On my last visit a few weeks ago, dad and I had said our Goodbyes, so yes, everything was in order. After my visit he declined quickly. Not so quick that we didn’t have time to realise what was happening, and not so slow that it would be painful for everyone. Dad transitioned at a pace that spared us a lot of pain. He slept a lot, until the day he didn't wake up again. Indeed he had left everything in order, and the organising of the funeral was not overly complicated. Lee and I stayed a few more days to support mom and help her transition into her new life, the life where her companion of sixty years is no longer there to hold her hand. And then we flew back home. That was brutal too: leaving France felt like saying goodbye one more time, as if France was all I had left from Dad. Leaving mom on her own also was, is difficult.

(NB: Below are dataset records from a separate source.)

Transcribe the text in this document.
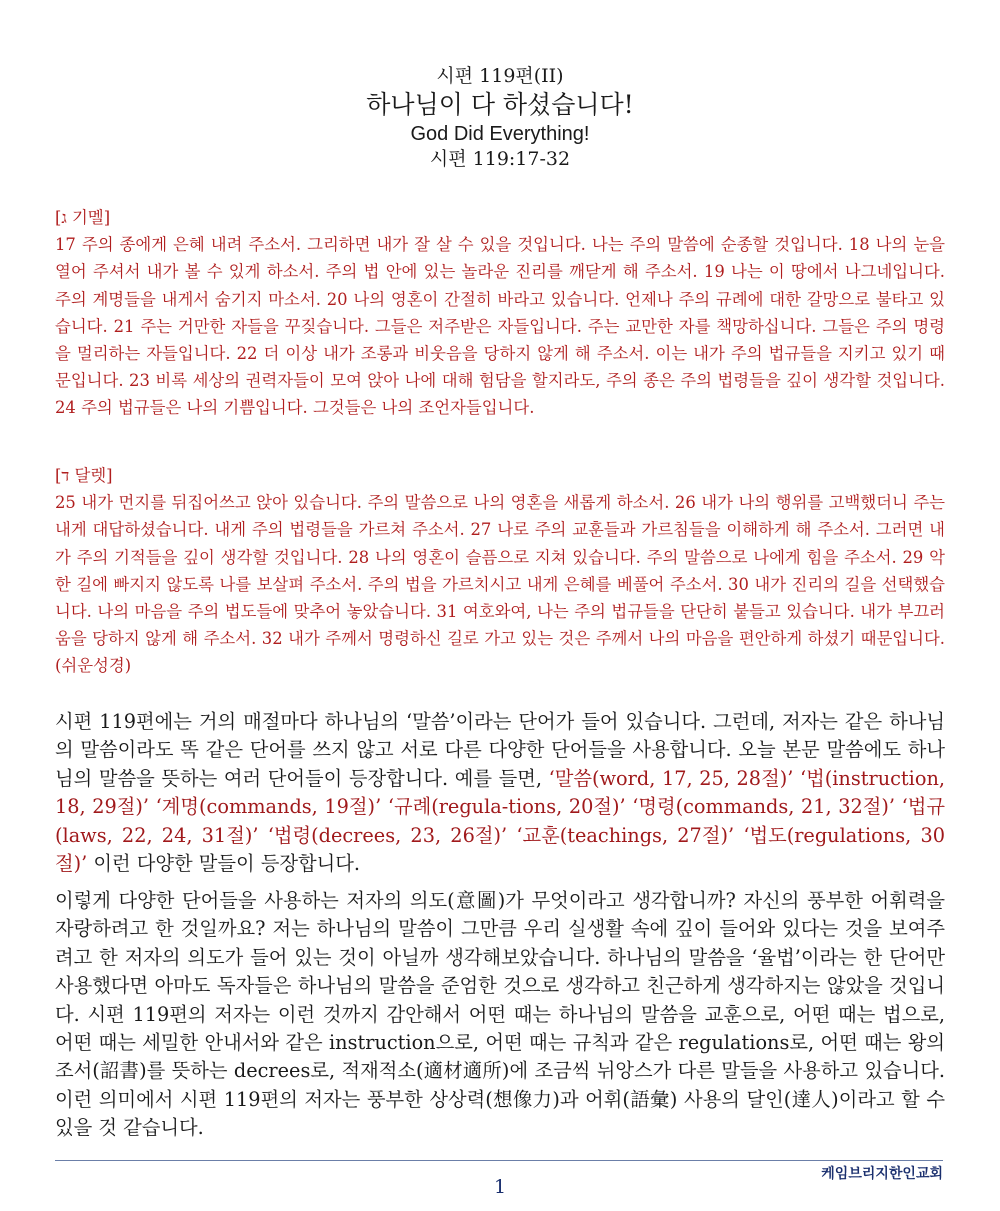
시편 119편(II)
하나님이 다 하셨습니다!
God Did Everything!
시편 119:17-32
[ג 기멜]
17 주의 종에게 은혜 내려 주소서. 그리하면 내가 잘 살 수 있을 것입니다. 나는 주의 말씀에 순종할 것입니다. 18 나의 눈을 열어 주셔서 내가 볼 수 있게 하소서. 주의 법 안에 있는 놀라운 진리를 깨닫게 해 주소서. 19 나는 이 땅에서 나그네입니다. 주의 계명들을 내게서 숨기지 마소서. 20 나의 영혼이 간절히 바라고 있습니다. 언제나 주의 규례에 대한 갈망으로 불타고 있습니다. 21 주는 거만한 자들을 꾸짖습니다. 그들은 저주받은 자들입니다. 주는 교만한 자를 책망하십니다. 그들은 주의 명령을 멀리하는 자들입니다. 22 더 이상 내가 조롱과 비웃음을 당하지 않게 해 주소서. 이는 내가 주의 법규들을 지키고 있기 때문입니다. 23 비록 세상의 권력자들이 모여 앉아 나에 대해 험담을 할지라도, 주의 종은 주의 법령들을 깊이 생각할 것입니다. 24 주의 법규들은 나의 기쁨입니다. 그것들은 나의 조언자들입니다.
[ד 달렛]
25 내가 먼지를 뒤집어쓰고 앉아 있습니다. 주의 말씀으로 나의 영혼을 새롭게 하소서. 26 내가 나의 행위를 고백했더니 주는 내게 대답하셨습니다. 내게 주의 법령들을 가르쳐 주소서. 27 나로 주의 교훈들과 가르침들을 이해하게 해 주소서. 그러면 내가 주의 기적들을 깊이 생각할 것입니다. 28 나의 영혼이 슬픔으로 지쳐 있습니다. 주의 말씀으로 나에게 힘을 주소서. 29 악한 길에 빠지지 않도록 나를 보살펴 주소서. 주의 법을 가르치시고 내게 은혜를 베풀어 주소서. 30 내가 진리의 길을 선택했습니다. 나의 마음을 주의 법도들에 맞추어 놓았습니다. 31 여호와여, 나는 주의 법규들을 단단히 붙들고 있습니다. 내가 부끄러움을 당하지 않게 해 주소서. 32 내가 주께서 명령하신 길로 가고 있는 것은 주께서 나의 마음을 편안하게 하셨기 때문입니다. (쉬운성경)
시편 119편에는 거의 매절마다 하나님의 ‘말씀’이라는 단어가 들어 있습니다. 그런데, 저자는 같은 하나님의 말씀이라도 똑 같은 단어를 쓰지 않고 서로 다른 다양한 단어들을 사용합니다. 오늘 본문 말씀에도 하나님의 말씀을 뜻하는 여러 단어들이 등장합니다. 예를 들면, ‘말씀(word, 17, 25, 28절)’ ‘법(instruction, 18, 29절)’ ‘계명(commands, 19절)’ ‘규례(regula-tions, 20절)’ ‘명령(commands, 21, 32절)’ ‘법규(laws, 22, 24, 31절)’ ‘법령(decrees, 23, 26절)’ ‘교훈(teachings, 27절)’ ‘법도(regulations, 30절)’ 이런 다양한 말들이 등장합니다.
이렇게 다양한 단어들을 사용하는 저자의 의도(意圖)가 무엇이라고 생각합니까? 자신의 풍부한 어휘력을 자랑하려고 한 것일까요? 저는 하나님의 말씀이 그만큼 우리 실생활 속에 깊이 들어와 있다는 것을 보여주려고 한 저자의 의도가 들어 있는 것이 아닐까 생각해보았습니다. 하나님의 말씀을 ‘율법’이라는 한 단어만 사용했다면 아마도 독자들은 하나님의 말씀을 준엄한 것으로 생각하고 친근하게 생각하지는 않았을 것입니다. 시편 119편의 저자는 이런 것까지 감안해서 어떤 때는 하나님의 말씀을 교훈으로, 어떤 때는 법으로, 어떤 때는 세밀한 안내서와 같은 instruction으로, 어떤 때는 규칙과 같은 regulations로, 어떤 때는 왕의 조서(詔書)를 뜻하는 decrees로, 적재적소(適材適所)에 조금씩 뉘앙스가 다른 말들을 사용하고 있습니다. 이런 의미에서 시편 119편의 저자는 풍부한 상상력(想像力)과 어휘(語彙) 사용의 달인(達人)이라고 할 수 있을 것 같습니다.
케임브리지한인교회
1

And now what? Now the grieving starts. Only now do I realise that I will no longer admire the beautiful trees with Dad outside, or through his window when he could no longer go out; only now do I realise we won’t be watching the doves fly and listen to the discreet chirping of the sparrows, or spend an afternoon playing John Mayer’s Paradise Valley on repeat, sipping “Mort Subite”, his favorite beer. I will no longer rest my head on his chest, smell his cologne, or lovingly be held like the little girl I never ceased to be in his eyes. I'm having a difficult time making sense of it all. But I have to get out of the way and let time do its work.
As I stare at the stars and wonder, grieve and reminisce, it dawns on me that infinity and love have very much in common. They have no beginning and no end . The unconditional love I could see in Dad's eyes every time he looked at me will stay with me until my last breath; it is the same love I am transferring on to my daughters. It'll radiate through us, generation after generation. And as Dad shines his bright light high above now, as I go to sleep I can’t help but notice that one star I hadn’t seen before is far brighter than the others.